We would be in a quiet house somewhere – not one we’d ever actually lived in. I suppose the room was never integral to this dream, but the room I pictured was always whitewashed, like those rooms you see in television adverts. The ones with the matching furniture that is elegantly simple, that people who saw our bedroom would like without thinking we’d tried too hard. We’d be sleeping in this room, on a bed with white sheets, and the sky outside the curtains would be bashfully sunny, so as not to completely awake you. I’m not sure why, but I shied away from the idea of you being completely awake.

A Sunday morning would likely mean no work and sleeping in. Myself, I’ve always disliked sleeping in. Mostly because I cannot do it. Like a doll I would remain by your side until your need of having a grip on me waned and I would slip out of bed, of sleep’s physical trappings. My movement might not have caused you to stir, but I liked to imagine that on this Sunday morning you would shuffle and open your eyes, seeing that I had gotten up. It just seemed so much better, somehow authentic, if I did not have to shake you awake so that you could hear me ask:

“Would you like me to make you pancakes?” Your attention would snag on the word ‘pancakes’ and I’d wait for you to gather you thoughts, untwining the hairband on my wrist and catching it in my hair – still long in this scenario. I’d remind you that I would make them from scratch, and not some dirt-dry ready mixture. Things made from nothing are usually so much better.

Finally your sleep-addled mind would decide exactly how happy you were with the prospect of pancakes.

“That sounds nice,” you’d say, voice still gagged from slumber.

You didn’t have the choice of denying them in this scenario. I would offer pancakes and you would always want them, with the predictive formula usually reserved for things less human.

“English or American?”

Just as your eyelids would have been drooping to reacquaint themselves with their lower half they’d break open. You’d stare in wonder at the creature before you who had both the knowledge and the will to make you either of two nationalities of pancakes from scratch.

In a slightly befuddled tone, as if you were expecting me to have been leading you on, you’d ask for American. Always American. Because that is the recipe that requires more time, more ingredients, and is altogether more impressive. I have always enjoyed making American pancakes, and have never thought of it particularly as a chore. But to you it would have seemed like such a bother, like I’d stepped far out of my way to make them just because, and only because, you had asked for them.

You would begin to close your eyes again as I walked to the bedroom door, but before I opened it I would ask, with the perfect measure of easy nonchalance,

“Would you like chocolate chips in them?”
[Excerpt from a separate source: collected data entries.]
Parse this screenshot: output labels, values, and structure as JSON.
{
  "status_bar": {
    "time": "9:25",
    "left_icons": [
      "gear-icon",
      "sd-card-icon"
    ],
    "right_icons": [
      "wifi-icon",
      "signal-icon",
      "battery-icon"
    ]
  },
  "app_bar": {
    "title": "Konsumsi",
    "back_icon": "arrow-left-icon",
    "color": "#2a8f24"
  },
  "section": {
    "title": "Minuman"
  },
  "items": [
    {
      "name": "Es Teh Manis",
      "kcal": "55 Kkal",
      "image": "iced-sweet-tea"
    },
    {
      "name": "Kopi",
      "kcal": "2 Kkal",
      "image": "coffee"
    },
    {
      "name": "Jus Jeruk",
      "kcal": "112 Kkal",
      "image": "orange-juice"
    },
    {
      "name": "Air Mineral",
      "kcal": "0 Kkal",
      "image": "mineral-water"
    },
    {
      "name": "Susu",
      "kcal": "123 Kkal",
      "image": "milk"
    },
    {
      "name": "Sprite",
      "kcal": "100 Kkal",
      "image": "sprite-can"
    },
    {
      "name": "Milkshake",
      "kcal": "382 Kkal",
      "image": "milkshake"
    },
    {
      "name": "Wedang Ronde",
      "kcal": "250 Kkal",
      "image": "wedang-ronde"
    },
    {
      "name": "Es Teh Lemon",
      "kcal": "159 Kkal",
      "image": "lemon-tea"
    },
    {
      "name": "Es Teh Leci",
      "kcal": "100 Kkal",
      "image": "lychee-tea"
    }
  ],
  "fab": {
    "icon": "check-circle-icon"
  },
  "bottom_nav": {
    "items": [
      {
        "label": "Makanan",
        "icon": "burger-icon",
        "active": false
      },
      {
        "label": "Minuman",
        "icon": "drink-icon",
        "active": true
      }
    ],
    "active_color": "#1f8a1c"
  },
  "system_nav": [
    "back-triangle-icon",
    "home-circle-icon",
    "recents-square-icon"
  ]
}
I enjoyed pondering the exact expression your face would morph to in that moment; a disbelieving slackened jaw, the barest touch of your mouth quirking to a smile. That was the culmination of my imaginings. The idea that you would not want chocolate chips was simply an undiscovered thought in this dream.

When I wanted this to happen I still don’t know. It would be after this moment that I would know we had succeeded in our relationship, that we were the paragon of couples, the incarnation of modern romance. Like the white picket fence people used to picture lining their gardens, I’d picture offering you American Pancakes, knowing that on the day these things became corporeal I’d finally be able to think to myself: I’ve made it.

My imaginings halted in the same place. There never was an afterward, because I was so caught up in the thought of making you pancakes that I forgot all about actually making them.